India's genius has always been synthesis: the Constitution's civic equality as We, the People, interknitted with tradition's cultural depth -- Bharat Mata

With Bihar boiling in ballot battles, identity is back on the burner. Not as just names on voter lists, but as the existential question: What does it mean to be Indian? Our modern state was stitched from colonial census categories: caste as checkbox, religion as registry, region as ruler's rubric. The British built India out of boxes. Aadhaar, in many ways, is that colonial impulse rebooted in code: identity as data, belonging as biometric, democracy as digits. Neutral on the surface, but beneath its biometric bravado lies a philosophical pitfall where belonging becomes conditional on a fingerprint. The Supreme Court's latest ruling that Aadhaar is only one among 15 proofs sounds like an assurance of choice. Yet insightfully, it exposes an unease: in a civilisation as layered as India, can identity ever be reduced to a card, a scan, a number?

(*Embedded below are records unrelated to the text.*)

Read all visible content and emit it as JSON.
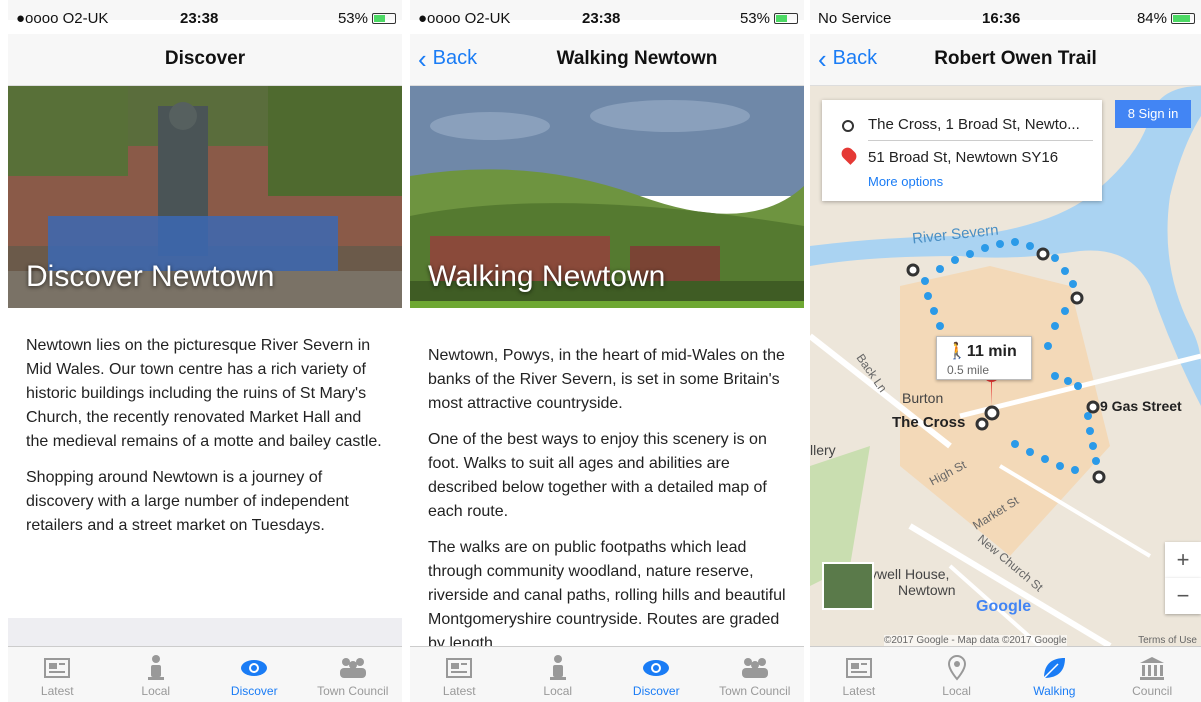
{
  "screen1": {
    "status": {
      "carrier": "●oooo O2-UK",
      "time": "23:38",
      "battery": "53%",
      "battery_level": 0.53
    },
    "nav_title": "Discover",
    "hero_caption": "Discover Newtown",
    "paragraphs": [
      "Newtown lies on the picturesque River Severn in Mid Wales. Our town centre has a rich variety of historic buildings including the ruins of St Mary's Church, the recently renovated Market Hall and the medieval remains of a motte and bailey castle.",
      "Shopping around Newtown is a journey of discovery with a large number of independent retailers and a street market on Tuesdays."
    ],
    "tabs": [
      {
        "label": "Latest",
        "icon": "newspaper-icon"
      },
      {
        "label": "Local",
        "icon": "person-icon"
      },
      {
        "label": "Discover",
        "icon": "eye-icon"
      },
      {
        "label": "Town Council",
        "icon": "group-icon"
      }
    ],
    "active_tab": "Discover"
  },
  "screen2": {
    "status": {
      "carrier": "●oooo O2-UK",
      "time": "23:38",
      "battery": "53%",
      "battery_level": 0.53
    },
    "back_label": "Back",
    "nav_title": "Walking Newtown",
    "hero_caption": "Walking Newtown",
    "paragraphs": [
      "Newtown, Powys, in the heart of mid-Wales on the banks of the River Severn, is set in some Britain's most attractive countryside.",
      "One of the best ways to enjoy this scenery is on foot. Walks to suit all ages and abilities are described below together with a detailed map of each route.",
      "The walks are on public footpaths which lead through community woodland, nature reserve, riverside and canal paths, rolling hills and beautiful Montgomeryshire countryside. Routes are graded by length"
    ],
    "tabs": [
      {
        "label": "Latest",
        "icon": "newspaper-icon"
      },
      {
        "label": "Local",
        "icon": "person-icon"
      },
      {
        "label": "Discover",
        "icon": "eye-icon"
      },
      {
        "label": "Town Council",
        "icon": "group-icon"
      }
    ],
    "active_tab": "Discover"
  },
  "screen3": {
    "status": {
      "carrier": "No Service",
      "time": "16:36",
      "battery": "84%",
      "battery_level": 0.84
    },
    "back_label": "Back",
    "nav_title": "Robert Owen Trail",
    "directions": {
      "from": "The Cross, 1 Broad St, Newto...",
      "to": "51 Broad St, Newtown SY16",
      "more": "More options"
    },
    "sign_in": "Sign in",
    "duration": "11 min",
    "distance": "0.5 mile",
    "map_labels": {
      "river": "River Severn",
      "gas_street": "9 Gas Street",
      "the_cross": "The Cross",
      "burton": "Burton",
      "gallery": "llery",
      "high_st": "High St",
      "market_st": "Market St",
      "back_ln": "Back Ln",
      "new_church": "New Church St",
      "ywell_house": "ywell House,",
      "newtown": "Newtown",
      "google": "Google",
      "copyright": "©2017 Google - Map data ©2017 Google",
      "terms": "Terms of Use"
    },
    "tabs": [
      {
        "label": "Latest",
        "icon": "newspaper-icon"
      },
      {
        "label": "Local",
        "icon": "pin-icon"
      },
      {
        "label": "Walking",
        "icon": "leaf-icon"
      },
      {
        "label": "Council",
        "icon": "building-icon"
      }
    ],
    "active_tab": "Walking"
  },
  "colors": {
    "accent": "#1a7cf5",
    "route": "#2b9ae8",
    "river": "#aad3f2"
  }
}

The debate over manipulating Aadhaar's role in voter lists may be a political playoff. Beneath its surface however lies a question as old as the republic: what is the Indian identity? The Rigveda does mention Bharata -- but as a clan, not a country. No tricolour, no anthem, just a great tribe seeking the gods' favour. Over time, the term Bharata came to signify a larger cultural grouping, but it was not yet "Bharat Mata", or a national community. The Upanishads ignored passports altogether. They concentrated on the eternal self, not the territorial self. The Puranas, centuries later, gave the first proper map of belonging. The Vishnu Purana is blunt: "Uttaram yat samudrasya himadreschaiva dakshinam, Varsham tad bharatam nama bharati yatra santatih." (North of the sea, south of the Himalaya -- that's Bharata, where Bharata's children dwell.) The Mahabharata adds moral muscle: "This is the land of Bharata where the Brahmins, Kshatriyas, Vaishyas, and Shudras perform their dharma. Beyond it lie other regions of the world, but none are equal to Bharata." Here, Bharata isn't just soil, it's a stage -- a karmabhumi, the land where human duty plays out. Geography is not inert; it is ethical, existential. So being Bharatiya was never about paperwork. It was about participation in place. The danger today is of this heritage collapsing into history, reducing memory to metadata, swapping philosophy for proof-of-ID.